Finishing Thin Section and Installing Cover Slip

This is the final step of the process. In this step you will take your thin section and hand polish it to the correct thickness (30 um). If desired, attach a cover slip. This process can take up to 30 minutes.

  1. Take down the aluminum cooking pan and place a flat piece of glass inside. Wet the glass on both sides and place 5 shakes (~1 teaspoon) of 600 grit on the glass plate. The grit is stored in the yellow shaker near the sink. Add a small amount of water to make a slurry.
  2. Check with a microscope the thickness of the slide in different parts (it is likely that he middle is the thickest). Put the rock side of the thin section down into the slurry and move through with a figure-8 motion. It works well to place two fingers on the thin section and press the thin section evenly with only the weight of your hand. Rotate the section 180 degrees every minute to ensure a flat grinding. Remember the places where you press the hardest will be the areas that will grind away more quickly.
  3. Rinse the thin section under water and check for thickness. Do this every few minutes at the beginning and continue checking more frequently as you get closer to the proper thickness.
  4. Continue grinding until the section has reached a constant thickness and quartz has a first order grey to grey-yellow interference color. Use the chart on the wall behind the microscope to confirm the color.

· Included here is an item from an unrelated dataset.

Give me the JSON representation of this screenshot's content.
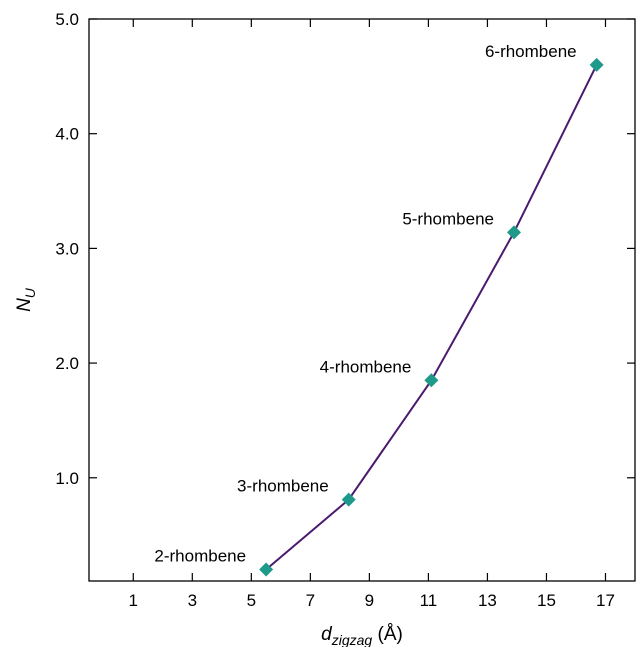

  5. Dry the thin section on the hot plate for 5 minutes.
  6. Place a thin line of epoxy down the center of the thin section. Make sure to use a small amount of epoxy.
  7. Take a single cover slip (careful, they often stick together) and place onto thin section. Use a pencil eraser to gently slide around and remove bubbles. The cover slip is very thin and delicate, so make sure you are very careful not to crack the slip.
  8. Set on hot plate for 10-15 minutes. Take off hot plate and clean the lab. 
  9. Congrats, you’re done! Clean everything up.